SBA Unveils Plan to Help Spur Car Inventory Loans

The Small Business Administration will begin in July to guarantee loans that help auto dealers purchase inventory, officials said Thursday.

Officials hope a government guarantee for a large share of the loans will help spur banks to begin making them again. Observers said the program could be appealing to some SBA lenders because of the extra fees they will be allowed to charge for the loans.

The loans, known in the auto industry as floor-plan financing, were previously considered too risky for an SBA guarantee.
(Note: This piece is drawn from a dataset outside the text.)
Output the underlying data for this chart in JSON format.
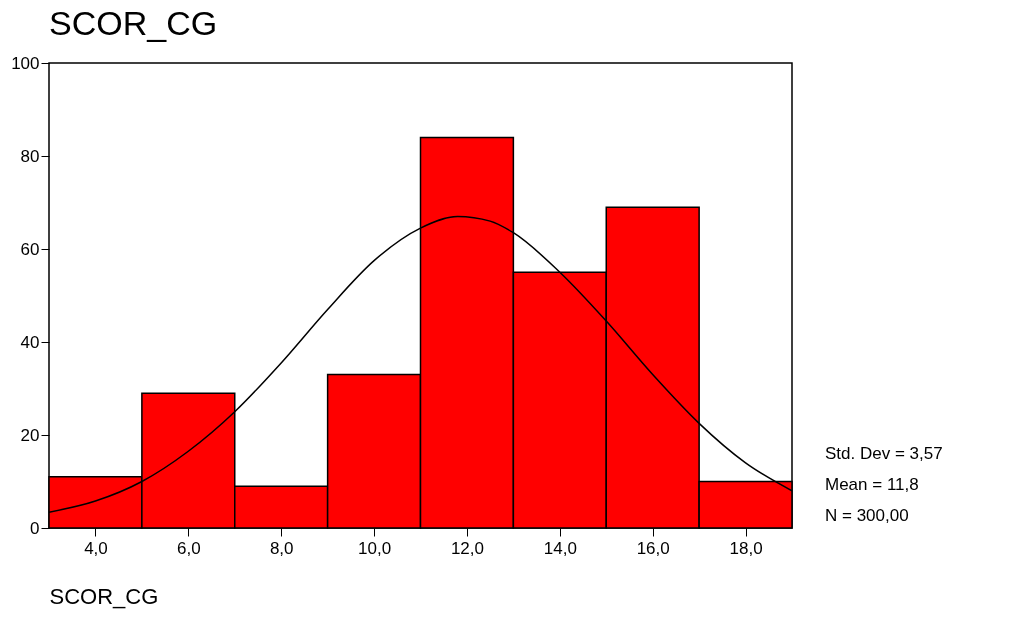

As the financial crisis deepened, banks cut back on the floor-plan credit they would extend, and dealers found themselves cut off from nearly all sources of financing. This drought caused the Senate Small Business Committee to urge the SBA to consider guaranteeing the loans in the hope it would encourage banks to resume that category of lending.
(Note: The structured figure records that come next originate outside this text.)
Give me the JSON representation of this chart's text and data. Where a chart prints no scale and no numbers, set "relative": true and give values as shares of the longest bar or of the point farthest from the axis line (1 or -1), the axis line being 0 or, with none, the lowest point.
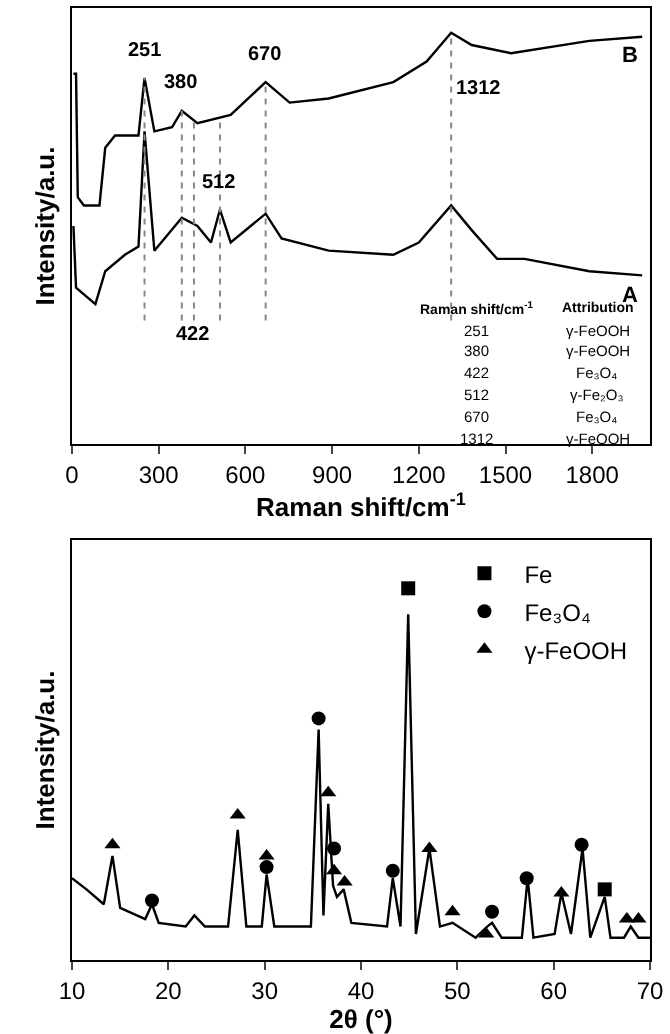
{
  "chart_data": [
    {
      "type": "line",
      "xlabel": "Raman shift/cm$^{-1}$",
      "ylabel": "Intensity/a.u.",
      "relative": true,
      "xlim": [
        0,
        2000
      ],
      "xticks": [
        0,
        300,
        600,
        900,
        1200,
        1500,
        1800
      ],
      "marker": "none",
      "series": [
        {
          "name": "B",
          "color": "#000000",
          "x": [
            5,
            14,
            20,
            41,
            95,
            115,
            149,
            230,
            251,
            285,
            346,
            380,
            434,
            549,
            670,
            753,
            888,
            1112,
            1227,
            1312,
            1383,
            1519,
            1790,
            1973
          ],
          "values": [
            0.9,
            0.9,
            0.6,
            0.58,
            0.58,
            0.72,
            0.75,
            0.75,
            0.89,
            0.76,
            0.77,
            0.81,
            0.78,
            0.8,
            0.88,
            0.83,
            0.84,
            0.88,
            0.93,
            1.0,
            0.97,
            0.95,
            0.98,
            0.99
          ]
        },
        {
          "name": "A",
          "color": "#000000",
          "x": [
            5,
            14,
            81,
            115,
            183,
            230,
            251,
            285,
            380,
            434,
            481,
            512,
            549,
            670,
            725,
            888,
            1112,
            1200,
            1312,
            1383,
            1471,
            1566,
            1790,
            1973
          ],
          "values": [
            0.53,
            0.38,
            0.34,
            0.42,
            0.46,
            0.48,
            0.76,
            0.47,
            0.55,
            0.53,
            0.49,
            0.57,
            0.49,
            0.56,
            0.5,
            0.47,
            0.46,
            0.49,
            0.58,
            0.52,
            0.45,
            0.45,
            0.42,
            0.41
          ]
        }
      ],
      "ref_lines": [
        {
          "axis": "x",
          "value": 251,
          "label": "251",
          "line_style": "dotted",
          "color": "#888888"
        },
        {
          "axis": "x",
          "value": 380,
          "label": "380",
          "line_style": "dotted",
          "color": "#888888"
        },
        {
          "axis": "x",
          "value": 422,
          "label": "422",
          "line_style": "dotted",
          "color": "#888888"
        },
        {
          "axis": "x",
          "value": 512,
          "label": "512",
          "line_style": "dotted",
          "color": "#888888"
        },
        {
          "axis": "x",
          "value": 670,
          "label": "670",
          "line_style": "dotted",
          "color": "#888888"
        },
        {
          "axis": "x",
          "value": 1312,
          "label": "1312",
          "line_style": "dotted",
          "color": "#888888"
        }
      ],
      "annotations": [
        "Raman shift/cm$^{-1}$",
        "Attribution",
        "251",
        "γ-FeOOH",
        "380",
        "γ-FeOOH",
        "422",
        "Fe₃O₄",
        "512",
        "γ-Fe₂O₃",
        "670",
        "Fe₃O₄",
        "1312",
        "γ-FeOOH"
      ]
    },
    {
      "type": "line",
      "xlabel": "2θ (°)",
      "ylabel": "Intensity/a.u.",
      "relative": true,
      "xlim": [
        10,
        70
      ],
      "xticks": [
        10,
        20,
        30,
        40,
        50,
        60,
        70
      ],
      "legend": "top right",
      "marker": "none",
      "series": [
        {
          "color": "#000000",
          "x": [
            10,
            11.5,
            13.3,
            14.2,
            15,
            17.6,
            18.3,
            19,
            21.8,
            22.7,
            23.8,
            26.2,
            27.2,
            28.1,
            29.7,
            30.2,
            31,
            34.8,
            35.6,
            36.1,
            36.6,
            37.1,
            37.5,
            38.2,
            39,
            42.7,
            43.3,
            44.1,
            44.9,
            45.7,
            47.1,
            48.2,
            49.5,
            51.9,
            53.1,
            53.6,
            54.6,
            56.7,
            57.3,
            57.9,
            60.1,
            60.8,
            61.8,
            63.0,
            63.8,
            65.3,
            65.9,
            67.3,
            68,
            68.8,
            70
          ],
          "values": [
            0.22,
            0.19,
            0.15,
            0.28,
            0.14,
            0.11,
            0.15,
            0.1,
            0.09,
            0.12,
            0.09,
            0.09,
            0.35,
            0.09,
            0.09,
            0.23,
            0.09,
            0.09,
            0.62,
            0.12,
            0.42,
            0.2,
            0.17,
            0.19,
            0.1,
            0.09,
            0.22,
            0.09,
            0.93,
            0.07,
            0.3,
            0.09,
            0.1,
            0.06,
            0.09,
            0.1,
            0.06,
            0.06,
            0.22,
            0.06,
            0.07,
            0.18,
            0.07,
            0.3,
            0.06,
            0.17,
            0.06,
            0.06,
            0.09,
            0.06,
            0.06
          ]
        },
        {
          "name": "Fe",
          "type": "scatter",
          "marker": "square",
          "color": "#000000",
          "x": [
            44.9,
            65.3
          ],
          "values": [
            1.0,
            0.19
          ]
        },
        {
          "name": "Fe₃O₄",
          "type": "scatter",
          "marker": "circle",
          "color": "#000000",
          "x": [
            18.3,
            30.2,
            35.6,
            37.2,
            43.3,
            53.6,
            57.2,
            62.9
          ],
          "values": [
            0.16,
            0.25,
            0.65,
            0.3,
            0.24,
            0.13,
            0.22,
            0.31
          ]
        },
        {
          "name": "γ-FeOOH",
          "type": "scatter",
          "marker": "triangle",
          "color": "#000000",
          "x": [
            14.2,
            27.2,
            30.2,
            36.6,
            37.2,
            38.3,
            47.1,
            49.5,
            53.0,
            60.8,
            67.6,
            68.8
          ],
          "values": [
            0.31,
            0.39,
            0.28,
            0.45,
            0.24,
            0.21,
            0.3,
            0.13,
            0.07,
            0.18,
            0.11,
            0.11
          ]
        }
      ]
    }
  ]
}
Karen Mills, the head of the SBA, told dealers in Kokomo, Ind., Thursday that the SBA would offer floor-plan loan guarantees through its 7(a) program.

Auto, marine, RV, and manufactured housing dealers will be able to take out SBA-backed loans of $500,000 to $2 million to buy cars and equipment from manufacturers.

The loans would carry a 75% government guarantee — smaller than the 90% guarantee temporarily given most 7(a) loans through a provision of the stimulus package. Borrowers would have their SBA fees waived, however, as is done for all other 7(a) and 504 loans for the duration of the stimulus.

The program will run as a pilot test until Sept. 30, 2010, and the SBA said it would consider then whether to extend the loan-guarantee service. Banks that are approved SBA lenders can participate in the program. In some cases, banks will be able to charge more than they normally can for 7(a) loans, due to the extra work it takes to service a floor plan loan.

"That pricing differential may help this to work," said Tony Wilkinson, the president of the National Association of Government Guaranteed Lenders.

SBA lenders will be able to make floor plan loans with a maximum term of five years, and the banks will be expected to control the transfers of the car titles to the dealers, to protect against fraud and other risks.

"These are transactional loans. It's a different kind of financing," Wilkinson said. Rather than collecting a monthly payment, floor plan lenders are repaid when dealers sell the inventory.

It was unclear how many SBA lenders would begin making floor-plan loans. The process is cumbersome, and since the collateral is the inventory the dealers are buying, floor-plan lenders must carefully monitor all transactions.

"This should be attractive to the smaller community banks where one loan officer handles all their lending products, as opposed to a bank where floor plan lending is done in one division and SBA lending is done in another," Wilkinson said.

For some banks that already make SBA loans but do not now make floor-plan loans, however, this may be too much to take on.

"We're not in the conventional floor-plan business," said Craig Chance, the senior vice president for community relations at Columbia State Bank, a $3.1 billion-asset institution in Tacoma.

"Floor-plan financing, SBA guarantee or not, is a pretty labor-intensive process; you need to have several people out there doing [vehicle identification] number inspections. We're not set up do a heavy amount of that type of lending. I don't see us being a big participant in that."